Germany’s far-right AfD searching for new momentum ahead of election
The Alternative for Germany (AfD) is the country’s most successful far-right party since the war, but its latest election results suggest it has hit a ceiling.
This should be a good time for the Alternative for Germany (AfD), if only because, with Chancellor Angela Merkel no longer a candidate in September’s election, Germany has no choice but to choose an alternative.
The built-in uncertainty of Germany’s political future has been exacerbated in recent months by a series of legacy-scarring crises marking Merkel’s final year in power and eroded trust in the political establishment.
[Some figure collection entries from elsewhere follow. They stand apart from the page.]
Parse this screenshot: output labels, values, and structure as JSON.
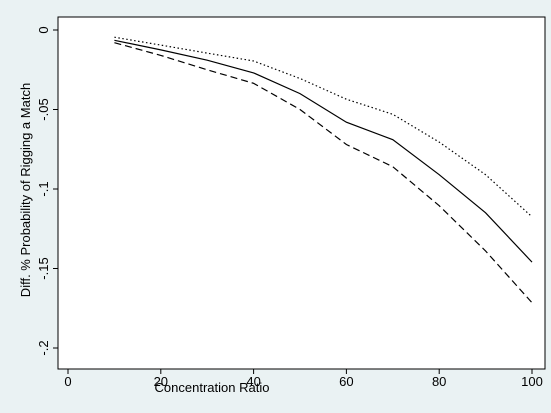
{
  "chart_data": {
    "type": "line",
    "title": "",
    "xlabel": "Concentration Ratio",
    "ylabel": "Diff. % Probability of Rigging a Match",
    "xlim": [
      0,
      100
    ],
    "ylim": [
      -0.2,
      0
    ],
    "xticks": [
      0,
      20,
      40,
      60,
      80,
      100
    ],
    "xtick_labels": [
      "0",
      "20",
      "40",
      "60",
      "80",
      "100"
    ],
    "yticks": [
      0,
      -0.05,
      -0.1,
      -0.15,
      -0.2
    ],
    "ytick_labels": [
      "0",
      "-.05",
      "-.1",
      "-.15",
      "-.2"
    ],
    "grid": false,
    "legend": "none",
    "x": [
      10,
      20,
      30,
      40,
      50,
      60,
      70,
      80,
      90,
      100
    ],
    "series": [
      {
        "style": "solid",
        "color": "#000000",
        "values": [
          -0.0065,
          -0.0125,
          -0.019,
          -0.027,
          -0.04,
          -0.058,
          -0.069,
          -0.091,
          -0.115,
          -0.146
        ]
      },
      {
        "style": "dotted",
        "color": "#000000",
        "values": [
          -0.0045,
          -0.0095,
          -0.0145,
          -0.0195,
          -0.0305,
          -0.0435,
          -0.053,
          -0.0705,
          -0.091,
          -0.1175
        ]
      },
      {
        "style": "dashed",
        "color": "#000000",
        "values": [
          -0.008,
          -0.016,
          -0.025,
          -0.0335,
          -0.05,
          -0.072,
          -0.086,
          -0.1105,
          -0.139,
          -0.1715
        ]
      }
    ]
  }
}
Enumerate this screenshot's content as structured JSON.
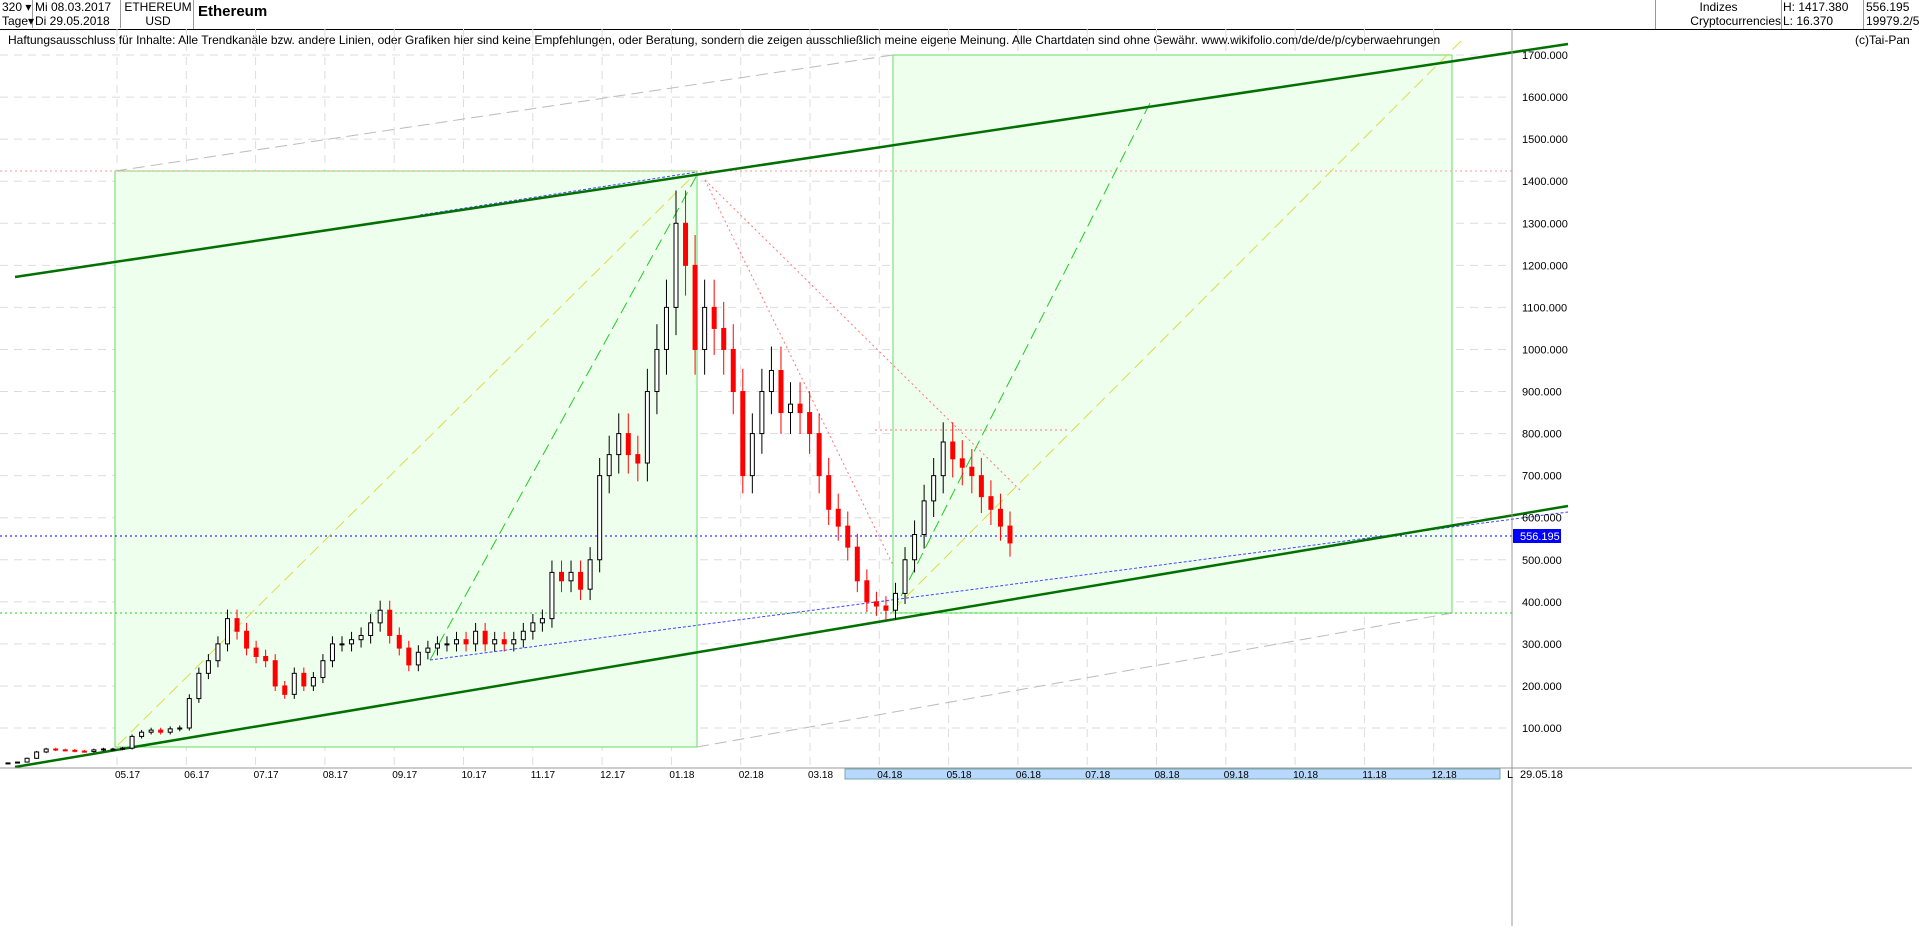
{
  "header": {
    "period": "320",
    "unit": "Tage",
    "date_from": "Mi 08.03.2017",
    "date_to": "Di 29.05.2018",
    "symbol": "ETHEREUM",
    "currency": "USD",
    "title": "Ethereum",
    "index_label": "Indizes",
    "index_name": "Cryptocurrencies",
    "high": "H: 1417.380",
    "low": "L: 16.370",
    "last": "556.195",
    "volume": "19979.2/5"
  },
  "disclaimer": "Haftungsausschluss für Inhalte: Alle Trendkanäle bzw. andere Linien, oder Grafiken hier sind keine Empfehlungen, oder Beratung, sondern die zeigen ausschließlich meine eigene Meinung. Alle Chartdaten sind ohne Gewähr.  www.wikifolio.com/de/de/p/cyberwaehrungen",
  "copyright": "(c)Tai-Pan",
  "chart_data": {
    "type": "candlestick",
    "title": "Ethereum",
    "yticks": [
      "1700.000",
      "1600.000",
      "1500.000",
      "1400.000",
      "1300.000",
      "1200.000",
      "1100.000",
      "1000.000",
      "900.000",
      "800.000",
      "700.000",
      "600.000",
      "500.000",
      "400.000",
      "300.000",
      "200.000",
      "100.000"
    ],
    "ylim": [
      50,
      1750
    ],
    "xticks": [
      "05.17",
      "06.17",
      "07.17",
      "08.17",
      "09.17",
      "10.17",
      "11.17",
      "12.17",
      "01.18",
      "02.18",
      "03.18",
      "04.18",
      "05.18",
      "06.18",
      "07.18",
      "08.18",
      "09.18",
      "10.18",
      "11.18",
      "12.18"
    ],
    "x_end_label": "29.05.18",
    "scroll_label": "L",
    "last_price": 556.195,
    "last_price_label": "556.195",
    "closes": [
      17,
      19,
      28,
      43,
      50,
      48,
      47,
      45,
      44,
      48,
      50,
      50,
      52,
      80,
      90,
      95,
      90,
      98,
      100,
      170,
      230,
      260,
      300,
      360,
      330,
      290,
      270,
      260,
      200,
      180,
      230,
      200,
      220,
      260,
      300,
      300,
      310,
      320,
      350,
      380,
      320,
      290,
      250,
      280,
      290,
      300,
      300,
      310,
      300,
      330,
      300,
      310,
      300,
      310,
      330,
      350,
      360,
      470,
      450,
      470,
      430,
      500,
      700,
      750,
      800,
      750,
      730,
      900,
      1000,
      1100,
      1300,
      1200,
      1000,
      1100,
      1050,
      1000,
      900,
      700,
      800,
      900,
      950,
      850,
      870,
      850,
      800,
      700,
      620,
      580,
      530,
      450,
      400,
      390,
      380,
      420,
      500,
      560,
      640,
      700,
      780,
      740,
      720,
      700,
      650,
      620,
      580,
      540
    ],
    "colors": {
      "up": "#000000",
      "down": "#ff0000",
      "channel": "#007000",
      "last_line": "#0000ff",
      "support": "#00cc00",
      "zone": "#eaffea"
    }
  }
}
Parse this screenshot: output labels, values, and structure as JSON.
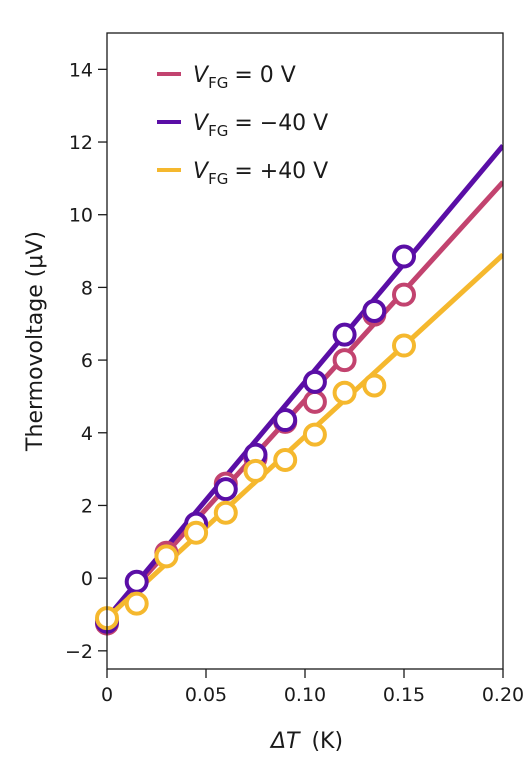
{
  "chart_data": {
    "type": "scatter",
    "xlabel_symbol": "ΔT",
    "xlabel_unit": "(K)",
    "ylabel": "Thermovoltage (μV)",
    "xlim": [
      0,
      0.2
    ],
    "ylim": [
      -2.5,
      15
    ],
    "x_ticks": [
      0,
      0.05,
      0.1,
      0.15,
      0.2
    ],
    "x_tick_labels": [
      "0",
      "0.05",
      "0.10",
      "0.15",
      "0.20"
    ],
    "y_ticks": [
      -2,
      0,
      2,
      4,
      6,
      8,
      10,
      12,
      14
    ],
    "y_tick_labels": [
      "−2",
      "0",
      "2",
      "4",
      "6",
      "8",
      "10",
      "12",
      "14"
    ],
    "grid": false,
    "legend_position": "top-left",
    "legend_prefix": "V",
    "legend_sub": "FG",
    "series": [
      {
        "name": "= 0 V",
        "color": "#c2436f",
        "x": [
          0.0,
          0.03,
          0.06,
          0.075,
          0.09,
          0.105,
          0.12,
          0.135,
          0.15
        ],
        "y": [
          -1.25,
          0.7,
          2.6,
          3.3,
          4.3,
          4.85,
          6.0,
          7.25,
          7.8
        ],
        "fit": {
          "slope": 60,
          "intercept": -1.1
        }
      },
      {
        "name": "= −40 V",
        "color": "#5a0ea6",
        "x": [
          0.0,
          0.015,
          0.045,
          0.06,
          0.075,
          0.09,
          0.105,
          0.12,
          0.135,
          0.15
        ],
        "y": [
          -1.2,
          -0.1,
          1.5,
          2.45,
          3.4,
          4.35,
          5.4,
          6.7,
          7.35,
          8.85
        ],
        "fit": {
          "slope": 65,
          "intercept": -1.1
        }
      },
      {
        "name": "= +40 V",
        "color": "#f5b82e",
        "x": [
          0.0,
          0.015,
          0.03,
          0.045,
          0.06,
          0.075,
          0.09,
          0.105,
          0.12,
          0.135,
          0.15
        ],
        "y": [
          -1.1,
          -0.7,
          0.6,
          1.25,
          1.8,
          2.95,
          3.25,
          3.95,
          5.1,
          5.3,
          6.4
        ],
        "fit": {
          "slope": 50,
          "intercept": -1.1
        }
      }
    ],
    "draw_order": [
      0,
      1,
      2
    ]
  }
}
As political analyst and far-right specialist Florian Hartleb noted, the coronavirus pandemic has given the AfD opportunities. “Germany is in a big legitimacy crisis,” Hartleb told DW. “There’s a dramatic decline in support for the government and especially Angela Merkel, because of the lack of vaccines and other issues. This is the perfect opportunity for the AfD, which is the party against the grand coalition.”
“Basically, Jörg Meuthen is clearly under fire within the party, and he’s not powerful enough to kick the Wing out, which he wanted to do,” said Hartleb. “But if I was advising the AfD — which I’m not, of course — I would say: Keep silent because the more they keep silent the more votes they’re getting. They lost a lot of energy with these internal struggles.”
So while the upcoming party gathering formally is about the election manifesto, 100 party members have announced that they want Meuthen to be removed as party leader at the gathering in Dresden. And there is pressure to decide now on the top candidate for the September general election — something Meuthen would like to delay.
Despite the stain of extremism and the insistence of all other parties that they will never cooperate with the AfD, the party is far from struggling, according to Hartleb.
The party has shown no sign of backing down from extremist rhetoric.
The AfD also claims that it has expanded its voter base in the past few years. It started out in 2013 as a Euroskeptic party dominated by academics, and went on to capitalize on anti-immigration sentiment in 2015 making gains with the economically disadvantaged. “The AfD is much more than just the party of the losers of modernization,” Hartleb said. “Many middle-class people vote for the AfD too.”